My understanding is that the issue of hydroponic equipment is not in this bill but another bill which is co-sponsored by the government, or something to that effect. In her second reading explanation, I note that the honourable member indicated that she now has government support for the bill and has an agreement with the government that the other issues will be dealt with in the Controlled Substances (Possession of Prescribed Equipment) Amendment Bill. In my second reading contribution to the Hon. Ann Bressington's former bill, I outlined that, in our own drug policy that we took to the last election, we supported the regulation of both purchasers and vendors of hydroponic equipment, and so forth, in relation to illicit drugs.

The bill before us makes the sale of pipes, bongs and cocaine kits (which come under the heading of drug paraphernalia) illegal. The effect of this is to define that certain specific utensils are assumed to be used for the consumption of illicit drugs and are therefore prohibited. So, the issue that we have had for police officers, who are unable to take any action in relation to equipment that is sold in places such as Off Ya Tree, which is mentioned quite regularly in this place, is that they will have to prove that it is being sold for that purpose, rather than the police having the onus of proving that that is the purpose for which the equipment is being sold. I do not think that I need to state more about this bill, which I think is fairly straightforward. I have actually gone to educate myself and looked at the items for sale in that shop.

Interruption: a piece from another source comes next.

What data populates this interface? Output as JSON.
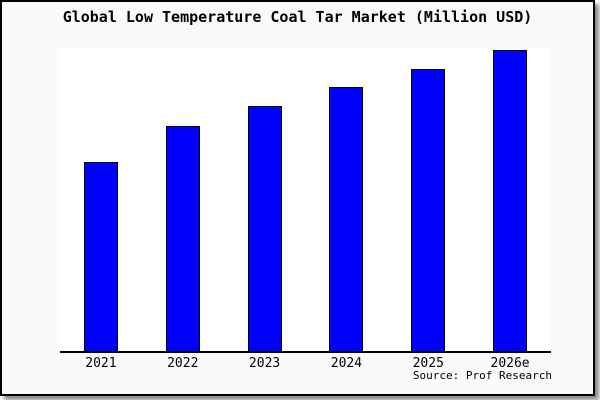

I must admit that I was quite surprised at the obvious purpose for which the items are designed, and certainly agree with the fact that blatantly displaying these items on sale sends a very poor message to young people, who would have the conflict in their own understanding of whether illicit drugs are in fact illegal or softly tolerated by our society. I think that the important message that we send to the community is that these items should be prohibited. Debate adjourned on motion of the Hon. J. Gazzola.